A Depth-based Disocclusion Filling Method for Virtual Viewpoint Image Synthesis

  • 안일구 (한국과학기술원 전기및전자공학과) ;
  • 김창익 (한국과학기술원 전기및전자공학과)
  • 투고 : 2011.09.01
  • 발행 : 2011.11.25

초록

최근 3차원 영상과 자유 시점 영상에 대한 연구가 매우 활발하다. 다수의 카메라로부터 취득된 다시점 영상 사이를 가상적으로 이동하며 시청할 수 있는 자유 시점 렌더링은 다양한 분야에 적용될 수 있어 주목받는 연구주제이다. 하지만 다시점 카메라 시스템은 경제적인 비용 및 전송의 제약이 따른다. 이러한 문제를 해결하기 위한 대안으로 한 장의 텍스처 영상과 상응하는 깊이 영상을 이용하여 가상 시점을 생성하는 방법이 주목받고 있다. 가상 시점 생성 시 발생하는 문제점은 원래 시점에서는 객체에 의해 가려져 있던 영역이 가상시점에서는 보이게 된다는 것이다. 이 가려짐 영역을 자연스럽게 채우는 것은 가상 시점 렌더링의 질을 결정한다. 본 논문은 가상 시점 렌더링에서 필연적으로 발생하는 가려짐 영역을 깊이 기반 인페인팅을 이용하여 합성하는 방법을 제안한다. 텍스처 합성 기술에서 우수한 성능을 보인 패치 기반 비모수적 텍스처 합성 방법에서 중요한 요소는 어느 부분을 먼저 채울 지 우선순위를 결정하는 것과 어느 배경 영역으로 채울 지 예제를 결정하는 것이다. 본 논문에서는 헤시안(Hessian) 행렬 구조 텐서(structure tensor)를 이용해 잡음에 강건한 우선순위 설정 방법을 제안한다. 또한 홀 영역을 채울 적절한 배경 패치를 결정하는 데에 있어서는 깊이 영상을 이용해 배경영역을 알아내고 에피폴라 라인을 고려한 패치 결정 방법을 제안한다. 기존 방법들과 객관적인 비교와 주관적인 비교를 통하여 제안된 방법의 우수성을 보이고자 한다.

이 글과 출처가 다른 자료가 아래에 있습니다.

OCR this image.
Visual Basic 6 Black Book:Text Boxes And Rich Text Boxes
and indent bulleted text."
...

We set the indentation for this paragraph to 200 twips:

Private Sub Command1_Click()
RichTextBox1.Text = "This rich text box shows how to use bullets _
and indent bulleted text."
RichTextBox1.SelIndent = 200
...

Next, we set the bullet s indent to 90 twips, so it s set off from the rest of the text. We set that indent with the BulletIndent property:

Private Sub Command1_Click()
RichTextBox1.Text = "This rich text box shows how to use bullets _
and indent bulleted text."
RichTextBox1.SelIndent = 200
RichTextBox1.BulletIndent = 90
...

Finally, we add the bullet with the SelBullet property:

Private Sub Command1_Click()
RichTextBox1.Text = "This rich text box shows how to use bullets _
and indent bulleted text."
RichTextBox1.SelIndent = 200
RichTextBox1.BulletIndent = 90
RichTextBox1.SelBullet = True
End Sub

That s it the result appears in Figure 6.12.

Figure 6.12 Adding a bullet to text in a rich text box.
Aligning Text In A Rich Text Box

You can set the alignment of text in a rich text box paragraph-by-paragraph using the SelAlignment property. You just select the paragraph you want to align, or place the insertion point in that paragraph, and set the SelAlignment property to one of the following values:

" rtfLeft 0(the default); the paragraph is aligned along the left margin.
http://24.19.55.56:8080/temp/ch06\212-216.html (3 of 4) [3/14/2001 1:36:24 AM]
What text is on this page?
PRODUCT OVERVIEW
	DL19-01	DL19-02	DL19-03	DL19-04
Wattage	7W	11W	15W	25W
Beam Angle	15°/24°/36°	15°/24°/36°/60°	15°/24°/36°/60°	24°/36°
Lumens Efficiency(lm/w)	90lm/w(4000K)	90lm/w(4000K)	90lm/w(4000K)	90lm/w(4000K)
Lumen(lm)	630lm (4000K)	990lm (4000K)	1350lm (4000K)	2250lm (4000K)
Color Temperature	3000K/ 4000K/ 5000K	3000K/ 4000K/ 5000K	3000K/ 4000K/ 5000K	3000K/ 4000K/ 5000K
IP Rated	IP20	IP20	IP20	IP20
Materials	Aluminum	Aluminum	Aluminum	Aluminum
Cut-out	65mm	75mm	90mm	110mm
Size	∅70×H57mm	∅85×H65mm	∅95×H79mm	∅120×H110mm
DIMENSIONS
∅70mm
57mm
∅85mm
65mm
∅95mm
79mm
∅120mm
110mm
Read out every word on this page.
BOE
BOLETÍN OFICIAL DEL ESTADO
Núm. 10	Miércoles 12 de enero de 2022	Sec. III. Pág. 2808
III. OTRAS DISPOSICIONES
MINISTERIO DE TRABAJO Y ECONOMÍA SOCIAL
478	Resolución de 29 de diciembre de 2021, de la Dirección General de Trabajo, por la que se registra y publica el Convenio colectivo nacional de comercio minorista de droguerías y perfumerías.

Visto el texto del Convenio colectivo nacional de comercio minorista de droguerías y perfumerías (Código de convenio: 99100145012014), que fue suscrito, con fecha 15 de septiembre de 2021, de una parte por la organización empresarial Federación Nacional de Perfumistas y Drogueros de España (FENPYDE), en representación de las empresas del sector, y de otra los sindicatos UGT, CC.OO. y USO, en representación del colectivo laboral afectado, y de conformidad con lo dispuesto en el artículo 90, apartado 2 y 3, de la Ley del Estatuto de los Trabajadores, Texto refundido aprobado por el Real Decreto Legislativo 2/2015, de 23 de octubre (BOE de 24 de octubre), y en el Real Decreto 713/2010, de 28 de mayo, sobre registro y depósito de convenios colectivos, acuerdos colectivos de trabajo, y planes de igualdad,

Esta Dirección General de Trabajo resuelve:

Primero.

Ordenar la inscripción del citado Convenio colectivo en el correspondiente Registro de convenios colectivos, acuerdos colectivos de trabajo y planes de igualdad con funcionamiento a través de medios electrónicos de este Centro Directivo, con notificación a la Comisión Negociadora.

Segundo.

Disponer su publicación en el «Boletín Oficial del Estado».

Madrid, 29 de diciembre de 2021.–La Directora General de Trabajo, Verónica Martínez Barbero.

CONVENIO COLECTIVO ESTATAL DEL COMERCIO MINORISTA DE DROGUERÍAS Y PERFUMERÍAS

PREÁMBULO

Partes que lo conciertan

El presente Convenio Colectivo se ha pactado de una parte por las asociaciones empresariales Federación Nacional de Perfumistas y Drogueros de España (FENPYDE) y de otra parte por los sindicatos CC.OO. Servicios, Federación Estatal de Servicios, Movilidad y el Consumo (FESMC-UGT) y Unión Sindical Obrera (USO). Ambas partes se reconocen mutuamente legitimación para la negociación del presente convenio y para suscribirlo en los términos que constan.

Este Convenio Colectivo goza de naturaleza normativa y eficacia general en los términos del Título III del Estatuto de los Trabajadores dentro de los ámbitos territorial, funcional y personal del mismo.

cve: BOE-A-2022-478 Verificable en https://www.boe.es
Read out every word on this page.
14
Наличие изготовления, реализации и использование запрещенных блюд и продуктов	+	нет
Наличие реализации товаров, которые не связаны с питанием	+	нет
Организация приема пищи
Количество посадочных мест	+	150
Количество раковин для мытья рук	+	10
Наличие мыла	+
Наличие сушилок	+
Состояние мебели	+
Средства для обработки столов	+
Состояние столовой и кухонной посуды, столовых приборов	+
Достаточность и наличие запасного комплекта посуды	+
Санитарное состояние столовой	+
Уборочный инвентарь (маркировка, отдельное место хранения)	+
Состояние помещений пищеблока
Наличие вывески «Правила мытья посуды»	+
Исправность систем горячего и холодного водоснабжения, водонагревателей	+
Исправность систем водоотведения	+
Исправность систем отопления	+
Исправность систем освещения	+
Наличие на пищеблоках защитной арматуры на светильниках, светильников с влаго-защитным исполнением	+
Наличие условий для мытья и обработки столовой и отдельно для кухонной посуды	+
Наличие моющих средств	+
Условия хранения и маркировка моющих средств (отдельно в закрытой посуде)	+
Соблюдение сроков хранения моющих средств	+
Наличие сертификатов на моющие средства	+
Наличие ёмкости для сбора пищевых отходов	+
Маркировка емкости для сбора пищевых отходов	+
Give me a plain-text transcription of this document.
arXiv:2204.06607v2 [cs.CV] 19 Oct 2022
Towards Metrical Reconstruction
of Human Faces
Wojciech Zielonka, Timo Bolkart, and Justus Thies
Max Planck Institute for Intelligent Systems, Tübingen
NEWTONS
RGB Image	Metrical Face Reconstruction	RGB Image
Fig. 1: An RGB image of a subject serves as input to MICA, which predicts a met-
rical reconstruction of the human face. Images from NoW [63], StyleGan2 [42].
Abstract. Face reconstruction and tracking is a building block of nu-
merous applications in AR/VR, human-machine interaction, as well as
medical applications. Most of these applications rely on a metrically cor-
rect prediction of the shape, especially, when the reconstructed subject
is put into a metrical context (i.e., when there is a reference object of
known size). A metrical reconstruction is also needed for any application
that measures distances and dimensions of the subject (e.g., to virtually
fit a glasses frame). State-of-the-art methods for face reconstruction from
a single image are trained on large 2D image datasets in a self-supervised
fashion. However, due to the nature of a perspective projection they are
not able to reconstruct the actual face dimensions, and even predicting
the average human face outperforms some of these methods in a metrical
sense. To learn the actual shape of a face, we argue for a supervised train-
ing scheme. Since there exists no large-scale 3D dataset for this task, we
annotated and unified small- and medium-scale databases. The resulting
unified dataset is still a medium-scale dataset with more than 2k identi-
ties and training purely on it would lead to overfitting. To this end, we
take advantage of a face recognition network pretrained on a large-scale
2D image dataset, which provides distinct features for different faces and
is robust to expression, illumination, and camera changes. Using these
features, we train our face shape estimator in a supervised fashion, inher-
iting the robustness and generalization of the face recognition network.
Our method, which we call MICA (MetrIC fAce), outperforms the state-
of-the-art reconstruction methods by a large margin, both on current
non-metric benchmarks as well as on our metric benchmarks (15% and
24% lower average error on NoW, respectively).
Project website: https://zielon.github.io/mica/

Nowadays, the 3D community is actively researching on 3D imaging and free-viewpoint video (FVV). The free-viewpoint rendering in multi-view video, virtually move through the scenes in order to create different viewpoints, has become a popular topic in 3D research that can lead to various applications. However, there are restrictions of cost-effectiveness and occupying large bandwidth in video transmission. An alternative to solve this problem is to generate virtual views using a single texture image and a corresponding depth image. A critical issue on generating virtual views is that the regions occluded by the foreground (FG) objects in the original views may become visible in the synthesized views. Filling this disocclusions (holes) in a visually plausible manner determines the quality of synthesis results. In this paper, a new approach for handling disocclusions using depth based inpainting algorithm in synthesized views is presented. Patch based non-parametric texture synthesis which shows excellent performance has two critical elements: determining where to fill first and determining what patch to be copied. In this work, a noise-robust filling priority using the structure tensor of Hessian matrix is proposed. Moreover, a patch matching algorithm excluding foreground region using depth map and considering epipolar line is proposed. Superiority of the proposed method over the existing methods is proved by comparing the experimental results.

키워드

참고문헌

  1. M. Tanimoto, "FTV (free viewpoint television) for 3D scene reproduction and creation," in CVPRW'06: Proceedings of the 2006 Conference on Computer Vision and Pattern Recognition Workshop, p. 172, Washington, DC, USA, 2006.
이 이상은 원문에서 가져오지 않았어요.